Leichlingen: Zurück ins Leben: Herzseminar in Roderbirken
VON ROMAN ZILLES - zuletzt aktualisiert: 09.11.2009Leichlingen (RPO). Gut sechs Jahre liegt die folgenschwere Diagnose zurück: Herzschwäche, medizinisch: Herzinsuffizienz. Horst Reda bekam am eigenen Leib zu spüren, wie sehr diese Krankheit das Leben einschränken kann. "Ich habe ein Dreivierteljahr nur im Bett gelegen." Der 67-jährige Burscheider erinnert sich heute noch an "an diesen heißen und belastenden Sommer 2006" und einige herrliche milde Tage, die er nur in seiner Wohnung erlebte. "Ich lebe im dritten Stock, aber ich habe keine zwei Treppenstufen mehr geschafft." Reda sprach gegenüber seiner Lebensgefährtin bereits von Kapitulation vor seinem Leiden.
Aktiv in der Sportgruppe
Inzwischen hat er sich weit von diesem Abschnitt entfernt, Reda ist zurück im Leben. In Roderbirken ist er trotzdem noch regelmäßig anzutreffen. Weil er sich – wie am Samstag – weiter über seine Krankheit informiert. Drei Mediziner leisteten dort im Rahmen eines knapp dreistündigen Seminars Aufklärungsarbeit und beleuchteten das Leiden für rund 120 Gäste aus vielen Blickwinkeln. "Das Herz ist der Motor des Körpers, und wenn der stottert, spricht man von einer Herzschwäche", erläuterte Dr. Wolfgang Mayer-Berger, Ärztlicher Direktor in Roderbirken. In seiner Klinik stellen sich pro Jahr rund 600 der insgesamt 4000 Patienten mit dieser Krankheit vor. Tendenz: steigend. Denn: "Durch die demografische Entwicklung gibt es mehr ältere Menschen, und Herzschwäche trifft gut jeden Zehnten der Über-70-Jährigen", sagte Mayer-Berger.
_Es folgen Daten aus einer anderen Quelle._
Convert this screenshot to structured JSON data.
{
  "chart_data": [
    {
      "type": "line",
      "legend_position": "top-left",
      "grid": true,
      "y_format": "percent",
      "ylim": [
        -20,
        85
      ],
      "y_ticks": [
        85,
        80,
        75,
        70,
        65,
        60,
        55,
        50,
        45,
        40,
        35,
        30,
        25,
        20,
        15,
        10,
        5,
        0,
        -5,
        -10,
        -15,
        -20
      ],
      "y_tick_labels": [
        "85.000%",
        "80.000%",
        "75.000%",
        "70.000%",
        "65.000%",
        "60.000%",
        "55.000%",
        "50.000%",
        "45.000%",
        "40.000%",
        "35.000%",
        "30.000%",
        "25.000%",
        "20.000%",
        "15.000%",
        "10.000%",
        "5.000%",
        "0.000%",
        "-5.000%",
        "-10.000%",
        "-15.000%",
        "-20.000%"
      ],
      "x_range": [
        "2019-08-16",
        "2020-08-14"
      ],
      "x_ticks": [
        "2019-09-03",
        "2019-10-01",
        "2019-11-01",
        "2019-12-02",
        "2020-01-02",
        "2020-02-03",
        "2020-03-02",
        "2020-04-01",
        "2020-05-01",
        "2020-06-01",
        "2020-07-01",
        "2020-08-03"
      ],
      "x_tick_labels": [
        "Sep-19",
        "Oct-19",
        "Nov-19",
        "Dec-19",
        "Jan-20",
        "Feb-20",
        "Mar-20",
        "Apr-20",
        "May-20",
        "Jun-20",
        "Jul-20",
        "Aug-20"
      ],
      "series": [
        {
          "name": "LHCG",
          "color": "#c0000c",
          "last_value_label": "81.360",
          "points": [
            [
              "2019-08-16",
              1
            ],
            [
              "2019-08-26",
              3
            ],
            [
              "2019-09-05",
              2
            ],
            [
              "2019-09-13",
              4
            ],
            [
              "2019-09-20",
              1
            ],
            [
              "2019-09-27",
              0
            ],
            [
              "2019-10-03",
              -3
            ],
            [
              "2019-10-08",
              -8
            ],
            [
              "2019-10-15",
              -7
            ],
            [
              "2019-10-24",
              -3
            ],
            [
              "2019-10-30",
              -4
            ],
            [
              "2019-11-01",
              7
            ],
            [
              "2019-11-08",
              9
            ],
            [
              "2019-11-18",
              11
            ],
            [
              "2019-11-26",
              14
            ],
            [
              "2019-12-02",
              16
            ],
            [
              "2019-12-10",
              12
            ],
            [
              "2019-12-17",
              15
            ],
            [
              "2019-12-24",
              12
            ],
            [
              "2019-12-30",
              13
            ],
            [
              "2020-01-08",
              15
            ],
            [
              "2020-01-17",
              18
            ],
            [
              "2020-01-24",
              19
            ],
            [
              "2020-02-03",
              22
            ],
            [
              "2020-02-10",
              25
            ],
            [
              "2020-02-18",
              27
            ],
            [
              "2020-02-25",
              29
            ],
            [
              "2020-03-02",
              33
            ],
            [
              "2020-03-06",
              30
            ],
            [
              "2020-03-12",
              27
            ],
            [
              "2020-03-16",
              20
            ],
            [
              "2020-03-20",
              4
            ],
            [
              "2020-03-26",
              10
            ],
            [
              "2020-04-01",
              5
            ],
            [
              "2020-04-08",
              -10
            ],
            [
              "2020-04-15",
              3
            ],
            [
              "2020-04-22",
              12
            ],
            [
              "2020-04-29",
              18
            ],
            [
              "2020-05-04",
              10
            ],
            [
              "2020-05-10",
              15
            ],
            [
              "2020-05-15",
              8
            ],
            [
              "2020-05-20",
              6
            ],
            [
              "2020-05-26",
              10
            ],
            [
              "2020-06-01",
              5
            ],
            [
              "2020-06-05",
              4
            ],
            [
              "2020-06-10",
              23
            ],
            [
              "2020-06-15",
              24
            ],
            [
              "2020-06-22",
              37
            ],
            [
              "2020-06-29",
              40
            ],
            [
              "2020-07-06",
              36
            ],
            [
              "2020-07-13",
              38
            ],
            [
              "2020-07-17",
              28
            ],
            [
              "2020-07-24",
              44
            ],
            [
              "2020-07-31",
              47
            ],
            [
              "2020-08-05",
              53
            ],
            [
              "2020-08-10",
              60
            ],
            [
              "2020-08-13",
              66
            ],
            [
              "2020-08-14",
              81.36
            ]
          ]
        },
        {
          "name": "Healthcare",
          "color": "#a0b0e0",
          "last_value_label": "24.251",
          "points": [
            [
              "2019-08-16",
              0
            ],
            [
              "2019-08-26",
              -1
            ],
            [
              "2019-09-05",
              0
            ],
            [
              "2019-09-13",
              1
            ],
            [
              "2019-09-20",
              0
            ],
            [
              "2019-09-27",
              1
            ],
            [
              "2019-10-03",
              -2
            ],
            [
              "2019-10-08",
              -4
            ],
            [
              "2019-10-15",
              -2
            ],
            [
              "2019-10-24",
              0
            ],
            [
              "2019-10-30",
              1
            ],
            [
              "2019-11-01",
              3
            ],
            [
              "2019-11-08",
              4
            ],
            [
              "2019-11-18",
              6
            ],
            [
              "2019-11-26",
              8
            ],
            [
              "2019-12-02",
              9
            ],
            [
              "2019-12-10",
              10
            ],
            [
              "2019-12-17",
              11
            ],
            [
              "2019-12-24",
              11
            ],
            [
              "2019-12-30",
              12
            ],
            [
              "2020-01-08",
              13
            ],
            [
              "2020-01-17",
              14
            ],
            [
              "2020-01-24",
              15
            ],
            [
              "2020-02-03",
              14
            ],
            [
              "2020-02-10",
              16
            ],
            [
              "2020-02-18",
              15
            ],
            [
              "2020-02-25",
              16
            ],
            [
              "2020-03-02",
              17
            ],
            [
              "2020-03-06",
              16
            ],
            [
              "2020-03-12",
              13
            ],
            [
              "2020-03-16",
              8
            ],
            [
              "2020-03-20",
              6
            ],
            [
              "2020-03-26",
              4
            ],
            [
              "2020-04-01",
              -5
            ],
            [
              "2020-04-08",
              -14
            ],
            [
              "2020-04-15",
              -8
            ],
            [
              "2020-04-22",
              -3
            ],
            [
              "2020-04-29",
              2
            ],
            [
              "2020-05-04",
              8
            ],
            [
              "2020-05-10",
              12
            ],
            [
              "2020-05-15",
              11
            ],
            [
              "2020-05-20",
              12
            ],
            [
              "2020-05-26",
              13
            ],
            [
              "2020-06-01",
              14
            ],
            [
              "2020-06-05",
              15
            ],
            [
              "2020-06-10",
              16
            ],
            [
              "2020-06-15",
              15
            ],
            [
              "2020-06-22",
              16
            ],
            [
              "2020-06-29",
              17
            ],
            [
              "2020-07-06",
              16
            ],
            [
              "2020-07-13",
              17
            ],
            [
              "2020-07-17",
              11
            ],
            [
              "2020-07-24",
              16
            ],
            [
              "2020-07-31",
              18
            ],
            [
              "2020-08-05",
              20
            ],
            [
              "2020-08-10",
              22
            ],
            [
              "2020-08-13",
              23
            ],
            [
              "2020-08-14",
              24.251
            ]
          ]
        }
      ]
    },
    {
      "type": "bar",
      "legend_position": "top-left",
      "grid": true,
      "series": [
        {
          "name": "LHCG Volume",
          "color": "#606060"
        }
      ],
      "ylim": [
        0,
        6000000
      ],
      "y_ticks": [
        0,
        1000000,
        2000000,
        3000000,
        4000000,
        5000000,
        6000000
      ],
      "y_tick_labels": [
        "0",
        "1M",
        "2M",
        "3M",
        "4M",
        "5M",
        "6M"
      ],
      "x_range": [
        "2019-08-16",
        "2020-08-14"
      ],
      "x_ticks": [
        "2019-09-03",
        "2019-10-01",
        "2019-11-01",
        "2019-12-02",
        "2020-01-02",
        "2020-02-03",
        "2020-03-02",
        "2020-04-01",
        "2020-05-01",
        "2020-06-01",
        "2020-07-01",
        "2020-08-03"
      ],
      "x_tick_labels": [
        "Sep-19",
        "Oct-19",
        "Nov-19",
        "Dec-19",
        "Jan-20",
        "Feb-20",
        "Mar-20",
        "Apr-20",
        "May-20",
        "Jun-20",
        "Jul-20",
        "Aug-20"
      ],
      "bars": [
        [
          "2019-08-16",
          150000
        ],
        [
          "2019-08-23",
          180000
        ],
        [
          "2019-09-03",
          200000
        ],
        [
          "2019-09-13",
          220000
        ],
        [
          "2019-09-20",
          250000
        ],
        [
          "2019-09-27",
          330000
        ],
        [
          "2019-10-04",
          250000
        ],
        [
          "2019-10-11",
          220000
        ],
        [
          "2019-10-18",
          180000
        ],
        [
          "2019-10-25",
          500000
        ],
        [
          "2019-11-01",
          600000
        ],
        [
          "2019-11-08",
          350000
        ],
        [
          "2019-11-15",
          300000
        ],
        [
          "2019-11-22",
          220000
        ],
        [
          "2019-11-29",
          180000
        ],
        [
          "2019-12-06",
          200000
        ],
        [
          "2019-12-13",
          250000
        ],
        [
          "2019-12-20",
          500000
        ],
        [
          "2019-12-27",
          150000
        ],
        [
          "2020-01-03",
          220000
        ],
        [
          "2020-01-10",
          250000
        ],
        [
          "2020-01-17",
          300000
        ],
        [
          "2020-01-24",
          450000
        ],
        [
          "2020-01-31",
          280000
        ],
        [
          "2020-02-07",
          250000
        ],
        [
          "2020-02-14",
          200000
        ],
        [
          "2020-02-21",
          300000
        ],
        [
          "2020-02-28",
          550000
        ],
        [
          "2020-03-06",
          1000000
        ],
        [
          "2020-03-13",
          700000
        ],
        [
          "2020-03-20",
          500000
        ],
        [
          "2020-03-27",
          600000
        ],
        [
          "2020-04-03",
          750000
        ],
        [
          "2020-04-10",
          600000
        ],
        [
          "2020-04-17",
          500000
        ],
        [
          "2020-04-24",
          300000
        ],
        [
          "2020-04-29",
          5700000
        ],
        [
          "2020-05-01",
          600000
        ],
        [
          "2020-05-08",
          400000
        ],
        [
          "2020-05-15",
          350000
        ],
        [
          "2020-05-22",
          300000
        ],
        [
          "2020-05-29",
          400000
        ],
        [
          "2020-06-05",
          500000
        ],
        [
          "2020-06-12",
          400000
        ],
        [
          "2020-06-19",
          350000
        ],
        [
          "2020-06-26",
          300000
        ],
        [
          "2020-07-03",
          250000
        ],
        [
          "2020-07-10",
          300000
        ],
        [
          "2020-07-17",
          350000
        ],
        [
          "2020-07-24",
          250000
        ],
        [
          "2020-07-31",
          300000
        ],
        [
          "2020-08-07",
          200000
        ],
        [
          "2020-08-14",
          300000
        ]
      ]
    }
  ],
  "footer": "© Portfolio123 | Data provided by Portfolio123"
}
Herzinfarkt ist oft ein Auslöser
Bluthochdruck, Durchblutungsstörungen und Herzinfarkte können die Krankheit auslösen. Betroffene fühlen sich schlapp, haben oft Luftnot. Inzwischen wurden Sterblichkeitsrate gesenkt und Lebensqualität erhöht – alles durch medizinische Fortschritte. Die wurden den Seminar-Teilnehmern präsentiert. Nach Mayer-Bergers Einführung ins Thema, zeigte sein Stellvertreter Dr. Tobias Gampert eindrucksvolle Ultraschall-Aufnahmen, die zeigten, was in Herzen alles schief laufen kann. Schließlich erläuterte Dr. Ulrich Hollenstein einen wichtigen Baustein für eine gelungene Therapie: Bewegung nach individuellen Trainingsplänen.
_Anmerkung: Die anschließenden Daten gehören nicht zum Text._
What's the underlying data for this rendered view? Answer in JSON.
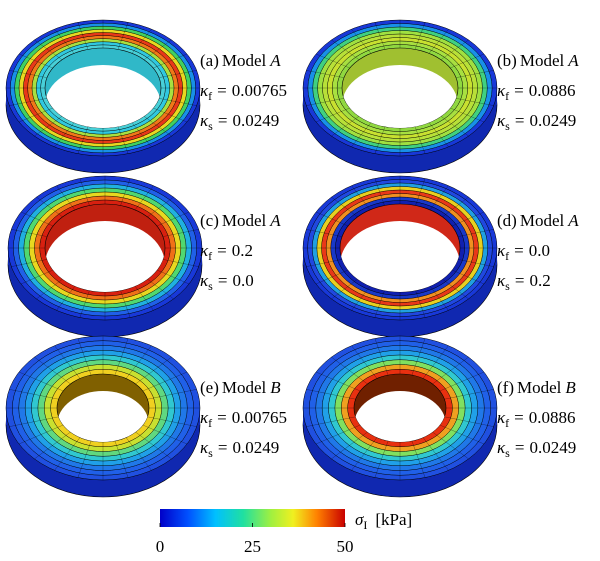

Horst Reda kam vor vier Jahren in Hollensteins Sportgruppe, die die Klinik mit dem Behindertensportverein betreut. "Ich bin begeistert", sagt er. "Die Bewegung hat mir geholfen." Die Zeit, in der er ans Bett gefesselt war, liegt hinter ihm. Im dritten Stock lebt er immer noch "Aber jetzt", sagt Reda, "komme ich die Stufen wieder hoch – mitsamt Einkaufstüten."